Actually, Umax and the other clone-makers were the only moneymakers in or near Apple until Jobs killed the clones. It was self-preservation.
You're right about that comment, but the whole article he's replying to is pretty hysterical and mostly untrue. He reminded me of the guy in Monty Python with the handkerchief on his head.
Well, Apple did keep it to an operating system. Oh, and advertising the operating system. What dorks we're becoming. Who owns the word Tiger? Who can? Lawyers are often blamed for this, but they're just working for jerkwater opportunists like TigerDirect. Hey, everybody! Any chance that the new operating system will be confused with a third-rate, fraudulent mail-order outfit? Or with the Blake poem?

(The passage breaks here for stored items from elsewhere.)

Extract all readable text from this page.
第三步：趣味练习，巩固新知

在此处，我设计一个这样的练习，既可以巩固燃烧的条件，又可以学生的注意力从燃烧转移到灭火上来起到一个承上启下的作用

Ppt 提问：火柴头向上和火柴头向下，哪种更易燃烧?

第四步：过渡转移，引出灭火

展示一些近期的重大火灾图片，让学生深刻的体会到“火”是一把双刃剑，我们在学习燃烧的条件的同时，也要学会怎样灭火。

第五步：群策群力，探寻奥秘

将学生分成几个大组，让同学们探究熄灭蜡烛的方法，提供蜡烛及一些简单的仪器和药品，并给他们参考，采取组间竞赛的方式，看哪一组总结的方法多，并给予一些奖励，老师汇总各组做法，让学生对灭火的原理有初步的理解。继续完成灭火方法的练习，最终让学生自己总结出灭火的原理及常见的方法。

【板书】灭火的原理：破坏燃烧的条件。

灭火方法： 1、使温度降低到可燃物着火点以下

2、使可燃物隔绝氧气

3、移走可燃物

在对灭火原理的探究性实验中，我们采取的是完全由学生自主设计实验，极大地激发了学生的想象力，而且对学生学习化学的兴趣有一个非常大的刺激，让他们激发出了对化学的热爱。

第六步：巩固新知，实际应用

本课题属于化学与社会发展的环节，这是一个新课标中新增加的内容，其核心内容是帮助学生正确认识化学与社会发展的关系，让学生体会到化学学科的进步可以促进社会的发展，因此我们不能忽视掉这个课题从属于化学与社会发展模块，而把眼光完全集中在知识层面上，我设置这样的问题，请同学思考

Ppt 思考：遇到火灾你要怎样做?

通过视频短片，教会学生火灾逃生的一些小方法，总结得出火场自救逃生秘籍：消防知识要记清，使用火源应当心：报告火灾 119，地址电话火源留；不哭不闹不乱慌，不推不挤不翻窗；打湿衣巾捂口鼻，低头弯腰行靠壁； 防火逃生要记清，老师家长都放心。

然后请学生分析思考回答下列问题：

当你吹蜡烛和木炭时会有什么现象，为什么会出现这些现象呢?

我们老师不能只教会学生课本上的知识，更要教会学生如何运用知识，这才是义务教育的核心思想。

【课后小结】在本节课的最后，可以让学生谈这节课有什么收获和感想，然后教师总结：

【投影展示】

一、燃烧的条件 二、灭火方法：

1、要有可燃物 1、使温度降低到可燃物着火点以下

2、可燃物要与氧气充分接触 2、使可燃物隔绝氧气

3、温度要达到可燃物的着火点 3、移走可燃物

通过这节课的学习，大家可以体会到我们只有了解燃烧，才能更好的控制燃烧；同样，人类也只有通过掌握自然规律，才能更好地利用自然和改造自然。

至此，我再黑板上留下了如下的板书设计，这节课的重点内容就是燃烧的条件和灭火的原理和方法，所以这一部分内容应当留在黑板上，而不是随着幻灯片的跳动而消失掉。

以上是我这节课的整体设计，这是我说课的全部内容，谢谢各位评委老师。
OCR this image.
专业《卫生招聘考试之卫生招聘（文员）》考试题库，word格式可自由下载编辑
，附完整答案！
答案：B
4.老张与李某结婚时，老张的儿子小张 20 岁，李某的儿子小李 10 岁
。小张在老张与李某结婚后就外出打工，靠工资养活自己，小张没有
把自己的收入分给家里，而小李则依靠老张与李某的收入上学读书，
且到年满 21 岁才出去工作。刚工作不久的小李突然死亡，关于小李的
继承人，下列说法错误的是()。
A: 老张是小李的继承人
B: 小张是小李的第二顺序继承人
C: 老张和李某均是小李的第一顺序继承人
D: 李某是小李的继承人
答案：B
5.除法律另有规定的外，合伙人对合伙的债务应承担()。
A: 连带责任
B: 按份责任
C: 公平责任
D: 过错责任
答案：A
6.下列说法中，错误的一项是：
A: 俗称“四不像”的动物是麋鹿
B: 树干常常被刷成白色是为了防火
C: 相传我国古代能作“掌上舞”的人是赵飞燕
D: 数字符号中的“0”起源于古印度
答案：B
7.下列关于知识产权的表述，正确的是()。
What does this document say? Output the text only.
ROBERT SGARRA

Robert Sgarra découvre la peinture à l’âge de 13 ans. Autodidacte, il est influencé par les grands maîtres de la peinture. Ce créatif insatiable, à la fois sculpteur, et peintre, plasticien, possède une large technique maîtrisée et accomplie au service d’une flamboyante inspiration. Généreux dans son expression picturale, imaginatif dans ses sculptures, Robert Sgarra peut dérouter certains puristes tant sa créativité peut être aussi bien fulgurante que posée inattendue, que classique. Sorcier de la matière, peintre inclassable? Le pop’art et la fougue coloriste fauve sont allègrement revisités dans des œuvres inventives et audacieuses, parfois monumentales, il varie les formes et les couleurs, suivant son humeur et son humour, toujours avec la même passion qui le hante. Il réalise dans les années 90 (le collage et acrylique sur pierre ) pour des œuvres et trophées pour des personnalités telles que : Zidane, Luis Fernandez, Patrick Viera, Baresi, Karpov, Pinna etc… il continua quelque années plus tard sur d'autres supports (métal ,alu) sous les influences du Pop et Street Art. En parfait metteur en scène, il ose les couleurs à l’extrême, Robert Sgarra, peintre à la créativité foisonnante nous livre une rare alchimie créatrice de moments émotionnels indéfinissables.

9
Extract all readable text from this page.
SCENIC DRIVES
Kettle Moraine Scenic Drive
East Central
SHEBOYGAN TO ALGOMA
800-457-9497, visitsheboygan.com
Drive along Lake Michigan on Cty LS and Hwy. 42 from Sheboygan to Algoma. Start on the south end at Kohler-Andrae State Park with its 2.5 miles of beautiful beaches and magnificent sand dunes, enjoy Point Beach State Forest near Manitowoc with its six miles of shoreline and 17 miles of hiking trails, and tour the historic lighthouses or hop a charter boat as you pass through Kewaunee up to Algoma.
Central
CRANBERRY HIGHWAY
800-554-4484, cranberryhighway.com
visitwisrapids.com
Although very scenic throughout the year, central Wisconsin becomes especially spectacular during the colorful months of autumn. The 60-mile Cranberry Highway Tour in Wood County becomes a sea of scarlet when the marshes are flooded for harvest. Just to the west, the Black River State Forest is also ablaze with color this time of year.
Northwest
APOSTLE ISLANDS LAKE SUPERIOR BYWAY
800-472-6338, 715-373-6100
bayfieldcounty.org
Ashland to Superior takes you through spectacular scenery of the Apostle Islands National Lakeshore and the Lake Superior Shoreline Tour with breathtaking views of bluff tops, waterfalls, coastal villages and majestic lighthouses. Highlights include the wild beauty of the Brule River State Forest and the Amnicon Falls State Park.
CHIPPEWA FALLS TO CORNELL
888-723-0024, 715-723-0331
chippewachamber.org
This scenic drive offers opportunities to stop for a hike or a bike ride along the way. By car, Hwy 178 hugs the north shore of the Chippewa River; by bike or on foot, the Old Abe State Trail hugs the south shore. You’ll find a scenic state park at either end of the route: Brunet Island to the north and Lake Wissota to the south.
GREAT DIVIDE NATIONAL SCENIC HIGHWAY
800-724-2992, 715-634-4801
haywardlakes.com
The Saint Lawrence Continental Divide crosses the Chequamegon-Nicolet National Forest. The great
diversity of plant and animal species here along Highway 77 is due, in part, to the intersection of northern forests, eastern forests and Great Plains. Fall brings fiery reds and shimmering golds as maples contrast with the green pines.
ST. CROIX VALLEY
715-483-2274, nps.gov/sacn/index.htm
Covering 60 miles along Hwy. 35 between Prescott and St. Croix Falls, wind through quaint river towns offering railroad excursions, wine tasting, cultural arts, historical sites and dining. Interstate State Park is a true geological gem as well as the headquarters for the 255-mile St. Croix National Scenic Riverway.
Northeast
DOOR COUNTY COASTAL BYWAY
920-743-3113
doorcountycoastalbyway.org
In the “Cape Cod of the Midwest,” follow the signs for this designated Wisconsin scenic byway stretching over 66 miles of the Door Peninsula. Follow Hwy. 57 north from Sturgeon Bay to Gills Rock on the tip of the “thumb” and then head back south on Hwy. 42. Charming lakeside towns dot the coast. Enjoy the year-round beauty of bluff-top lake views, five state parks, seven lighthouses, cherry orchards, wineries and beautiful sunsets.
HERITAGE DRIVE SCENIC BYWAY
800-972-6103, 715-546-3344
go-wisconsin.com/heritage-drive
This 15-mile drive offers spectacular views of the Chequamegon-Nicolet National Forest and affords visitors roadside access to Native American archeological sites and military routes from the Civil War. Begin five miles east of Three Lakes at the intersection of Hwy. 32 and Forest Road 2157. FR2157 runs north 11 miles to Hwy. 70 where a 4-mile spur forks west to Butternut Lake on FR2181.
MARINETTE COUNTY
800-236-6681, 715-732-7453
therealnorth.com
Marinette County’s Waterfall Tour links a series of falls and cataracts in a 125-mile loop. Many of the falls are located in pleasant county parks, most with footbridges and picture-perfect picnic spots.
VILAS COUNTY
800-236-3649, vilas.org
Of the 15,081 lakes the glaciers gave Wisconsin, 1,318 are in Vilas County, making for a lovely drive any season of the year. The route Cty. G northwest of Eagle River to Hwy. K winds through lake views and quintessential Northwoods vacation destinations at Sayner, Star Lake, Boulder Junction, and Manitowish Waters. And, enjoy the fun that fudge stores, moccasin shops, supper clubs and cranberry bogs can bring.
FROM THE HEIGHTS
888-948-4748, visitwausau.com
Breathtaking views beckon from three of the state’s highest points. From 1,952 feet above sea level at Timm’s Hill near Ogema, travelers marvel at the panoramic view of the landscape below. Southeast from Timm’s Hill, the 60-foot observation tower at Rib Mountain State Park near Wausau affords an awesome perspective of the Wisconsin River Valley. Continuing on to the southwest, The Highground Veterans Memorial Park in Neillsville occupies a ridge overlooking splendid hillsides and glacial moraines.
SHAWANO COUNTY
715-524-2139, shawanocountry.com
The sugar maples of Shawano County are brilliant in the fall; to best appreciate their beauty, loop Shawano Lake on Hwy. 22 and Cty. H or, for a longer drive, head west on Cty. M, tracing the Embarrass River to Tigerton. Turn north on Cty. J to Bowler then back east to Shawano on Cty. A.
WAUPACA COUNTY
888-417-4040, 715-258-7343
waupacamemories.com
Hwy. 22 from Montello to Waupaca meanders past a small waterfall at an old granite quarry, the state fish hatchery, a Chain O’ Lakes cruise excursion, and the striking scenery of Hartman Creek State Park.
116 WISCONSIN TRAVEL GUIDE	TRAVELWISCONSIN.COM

The Texas Longhorns filed suit against Microsoft for... ah, who cares?
They did the same with Motion when it came out, and the site says they'll soon be posting a 30-day demo of Motion 2.0.
Except for the one I took out on Schadenfreude. Think about it, though. What IS Microsoft except a huge rat's nest of intellectual property? Oh, and those mice and the X-box.
Free speech is absolute: "Congress shall make no law.." But no right is absolute. You can't commit libel or slander. You can't scream obscenities in a schoolyard. Commercial speech is not on as high a level as political speech. Otherwise, you could never have a "do not call" list for junk calls. And this is straight trade secret territory. More than that, whoever leaked this stuff from the inside must have signed an agreement not to leak such specific info that turned out to be almost exactly true. Apple has a right to fire that guy's ass, if not go after him for damages. In the Pentagon Papers, the public's right to know what was contained in the report outweighed no matter how many "Top Secret" stamps there were on it, because it exposed the government's thinking about Vietnam, and that contradicted what they had told us for at least a decade. So the Times had a right to print it. But in this case, there's no public interest served by knowing the details of the Mac mini a week or so ahead of time. But Apple legitimately doesn't want this employee free to leak something truly damaging to a competitor; and he (or she) has already shown himself to be less than honest.